Monday, October 8, 2012

Supreme Court Showdown on Affirmative Action

      When the Supreme Court pulled the plug on an ambitious school desegregation plan for Kansas City in 1995, Justice Ruth Bader Ginsburg complained in dissent that the retreat was both “too swift and too soon” (Missouri v. Jenkins). Much the same could be said about the growing discontent among the American public and among many experts about the efforts to use race-conscious admissions policies in order to increase racial and ethnic diversity in U.S. colleges and graduate schools.
      The latest manifestation of this supposed re-examination of racial preferences came last week [Oct. 4] in a report by the Century Foundation written by Richard Kahlenberg, a longtime advocate of using socioeconomic status instead of race or ethnicity to increase diversity in higher education. In presenting the report at the progressive think tank’s Washington office, Kahlenberg bluntly warned that race-based affirmative action “is likely on its way out” — unpopular with the public and under challenge in legislatures, at the ballot box, and in the courts.
      The discontent is fed further by the new book, Mismatch: How Affirmative Action Hurts Student It’s Intended to Help, and Why Universities Won’t Admit It, by UCLA law professor Richard Sander and legal affairs journalist Stuart Taylor Jr.
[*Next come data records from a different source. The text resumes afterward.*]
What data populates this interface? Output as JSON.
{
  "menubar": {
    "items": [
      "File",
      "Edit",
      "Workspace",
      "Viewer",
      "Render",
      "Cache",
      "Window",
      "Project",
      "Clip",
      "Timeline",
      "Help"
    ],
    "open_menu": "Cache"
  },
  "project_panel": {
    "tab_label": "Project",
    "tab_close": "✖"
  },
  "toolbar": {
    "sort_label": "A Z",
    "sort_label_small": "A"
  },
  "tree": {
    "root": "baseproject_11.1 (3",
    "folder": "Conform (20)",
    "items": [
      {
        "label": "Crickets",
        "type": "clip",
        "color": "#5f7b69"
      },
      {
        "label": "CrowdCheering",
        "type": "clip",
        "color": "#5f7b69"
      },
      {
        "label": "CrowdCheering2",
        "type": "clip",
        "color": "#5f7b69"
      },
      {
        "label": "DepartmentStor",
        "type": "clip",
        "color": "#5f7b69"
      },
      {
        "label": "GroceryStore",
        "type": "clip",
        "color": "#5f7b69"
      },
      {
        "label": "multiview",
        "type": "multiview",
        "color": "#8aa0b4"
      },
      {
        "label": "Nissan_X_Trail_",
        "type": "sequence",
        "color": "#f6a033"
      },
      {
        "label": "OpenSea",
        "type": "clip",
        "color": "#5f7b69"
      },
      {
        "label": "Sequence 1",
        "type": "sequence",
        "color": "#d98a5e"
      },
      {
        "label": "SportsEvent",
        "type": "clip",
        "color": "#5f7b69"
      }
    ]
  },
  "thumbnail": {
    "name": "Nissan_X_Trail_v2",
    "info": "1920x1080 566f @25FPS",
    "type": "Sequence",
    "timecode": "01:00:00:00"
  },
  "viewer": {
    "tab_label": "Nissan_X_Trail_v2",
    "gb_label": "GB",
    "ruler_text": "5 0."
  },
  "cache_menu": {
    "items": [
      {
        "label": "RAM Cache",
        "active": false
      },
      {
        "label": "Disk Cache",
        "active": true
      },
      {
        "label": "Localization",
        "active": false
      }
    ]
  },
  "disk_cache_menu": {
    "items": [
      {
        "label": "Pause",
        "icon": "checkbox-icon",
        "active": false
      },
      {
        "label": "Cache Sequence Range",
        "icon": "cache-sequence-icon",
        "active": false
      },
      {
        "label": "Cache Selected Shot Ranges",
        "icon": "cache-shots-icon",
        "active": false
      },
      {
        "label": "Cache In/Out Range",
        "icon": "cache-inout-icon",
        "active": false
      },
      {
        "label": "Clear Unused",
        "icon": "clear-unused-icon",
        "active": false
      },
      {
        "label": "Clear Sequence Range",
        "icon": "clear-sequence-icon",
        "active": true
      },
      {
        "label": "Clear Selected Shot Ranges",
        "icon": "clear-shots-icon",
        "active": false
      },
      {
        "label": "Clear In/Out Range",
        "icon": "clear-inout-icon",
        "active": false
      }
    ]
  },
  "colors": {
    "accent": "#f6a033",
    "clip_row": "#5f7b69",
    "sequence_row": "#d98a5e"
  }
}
The book elaborates on Sander’s empirical research over the past decade that he says shows many beneficiaries of racial preferences fare badly in college or law school, doomed to failure because they are competing with academically superior classmates.
      The publication of the report and the book were both timed to coincide with the Supreme Court’s oral arguments on Wednesday [Oct. 10] in the latest showdown on affirmative action, Fisher v. University of Texas. The justices are being asked to invalidate UT’s use of race as part of what administrators describe as a “holistic” evaluation of applicants for about one-fifth of the slots in each year’s entering first-year class.
      The Fifth U.S. Circuit Court of Appeals upheld UT’s policies, saying that they conformed to the criteria set out by the court nine years ago in a University of Michigan case, Grutter v. Bollinger (2003). Attorneys representing Abigail Fisher, an unsuccessful white applicant for admission in 2008, argue that UT’s policies go beyond the limited use of race allowed under Grutter. Alternatively, they urge the court to overrule Grutter and severely limit or completely prohibit consideration of race in college and university admissions.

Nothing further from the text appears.